Marriage is not affordable for the "working -class", but is still possible for those who can still eke out a middle-class living in our new economy.
In their new paper "Intimate Inequalities: Love and Work in a Post-Industrial Landscape," University of Virginia sociologist Sarah Corse and Harvard sociologist Jennifer Silva interviewed 300 working- and middle-class Americans. They found that as the American workforce and the American marriage have destabilized over the past half-century, marriage has become an increasingly inaccessible option for working-class Americans.
Thanks to falling working-class wages, the outsourcing of American manufacturing, the thinning of company benefits, and the rise of part-time and self-employment, American jobs are, in many ways, less stable than ever.
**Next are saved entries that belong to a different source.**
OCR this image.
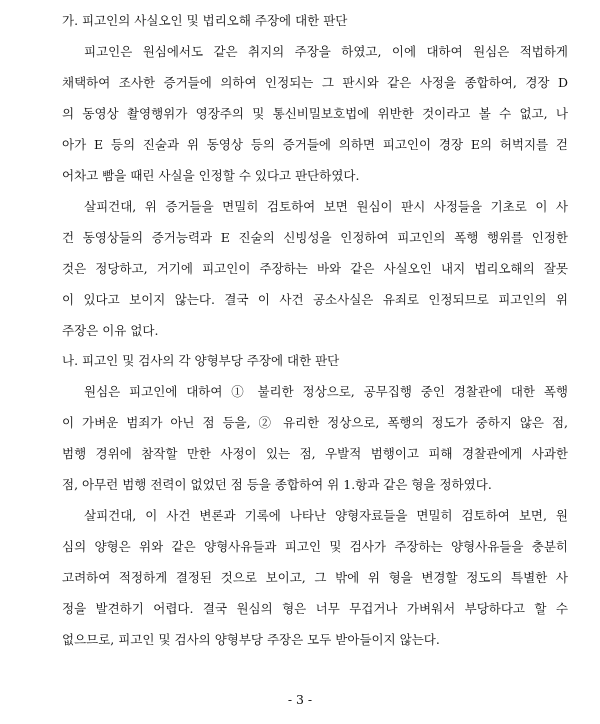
가. 피고인의 사실오인 및 법리오해 주장에 대한 판단
피고인은 원심에서도 같은 취지의 주장을 하였고, 이에 대하여 원심은 적법하게
채택하여 조사한 증거들에 의하여 인정되는 그 판시와 같은 사정을 종합하여, 경장 D
의 동영상 촬영행위가 영장주의 및 통신비밀보호법에 위반한 것이라고 볼 수 없고, 나
아가 E 등의 진술과 위 동영상 등의 증거들에 의하면 피고인이 경장 E의 허벅지를 걷
어차고 빰을 때린 사실을 인정할 수 있다고 판단하였다.
살피건대, 위 증거들을 면밀히 검토하여 보면 원심이 판시 사정들을 기초로 이 사
건 동영상들의 증거능력과 E 진술의 신빙성을 인정하여 피고인의 폭행 행위를 인정한
것은 정당하고, 거기에 피고인이 주장하는 바와 같은 사실오인 내지 법리오해의 잘못
이 있다고 보이지 않는다. 결국 이 사건 공소사실은 유죄로 인정되므로 피고인의 위
주장은 이유 없다.
나. 피고인 및 검사의 각 양형부당 주장에 대한 판단
원심은 피고인에 대하여 ① 불리한 정상으로, 공무집행 중인 경찰관에 대한 폭행
이 가벼운 범죄가 아닌 점 등을, ② 유리한 정상으로, 폭행의 정도가 중하지 않은 점,
범행 경위에 참작할 만한 사정이 있는 점, 우발적 범행이고 피해 경찰관에게 사과한
점, 아무런 범행 전력이 없었던 점 등을 종합하여 위 1.항과 같은 형을 정하였다.
살피건대, 이 사건 변론과 기록에 나타난 양형자료들을 면밀히 검토하여 보면, 원
심의 양형은 위와 같은 양형사유들과 피고인 및 검사가 주장하는 양형사유들을 충분히
고려하여 적정하게 결정된 것으로 보이고, 그 밖에 위 형을 변경할 정도의 특별한 사
정을 발견하기 어렵다. 결국 원심의 형은 너무 무겁거나 가벼워서 부당하다고 할 수
없으므로, 피고인 및 검사의 양형부당 주장은 모두 받아들이지 않는다.
- 3 -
Unskilled workers without a higher education are finding it more difficult to translate blue-collar work into middle-class stability.
Many of the working-class Americans interviewed by Silva and Corse are now too concerned with maintaining their “own survival” to “imagine being able to provide materially and emotionally for others.”
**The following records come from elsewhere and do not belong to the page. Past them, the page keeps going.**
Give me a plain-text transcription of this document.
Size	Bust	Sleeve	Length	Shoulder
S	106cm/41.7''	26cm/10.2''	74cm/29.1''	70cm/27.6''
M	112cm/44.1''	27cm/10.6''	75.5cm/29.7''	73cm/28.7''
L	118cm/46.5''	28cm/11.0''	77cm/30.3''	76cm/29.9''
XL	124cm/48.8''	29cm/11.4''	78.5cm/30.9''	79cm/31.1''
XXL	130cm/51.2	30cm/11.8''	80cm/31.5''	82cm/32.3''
The rise of the freelance economy and the decline of traditional marriage has made life less regimented for middle-class Americans. But middle-class people benefit from the educational backgrounds and salaries necessary to stabilize their own careers and relationships outside of these traditional social structures.
For people at a certain education level and salary potential, the self-employment economy can provide the flexibility to spend time with their families; and sharing resources with a partner is more likely to be an investment than a risk.
But as traditional work and family structures crumble in the United States, middle-class Americans still have the money to build relationships, yet remain satisfied as individuals. But for working-class Americans, personal stability sometimes requires staying single and avoiding the risk of abuse, abandonment, and even more economic and emotional disruption.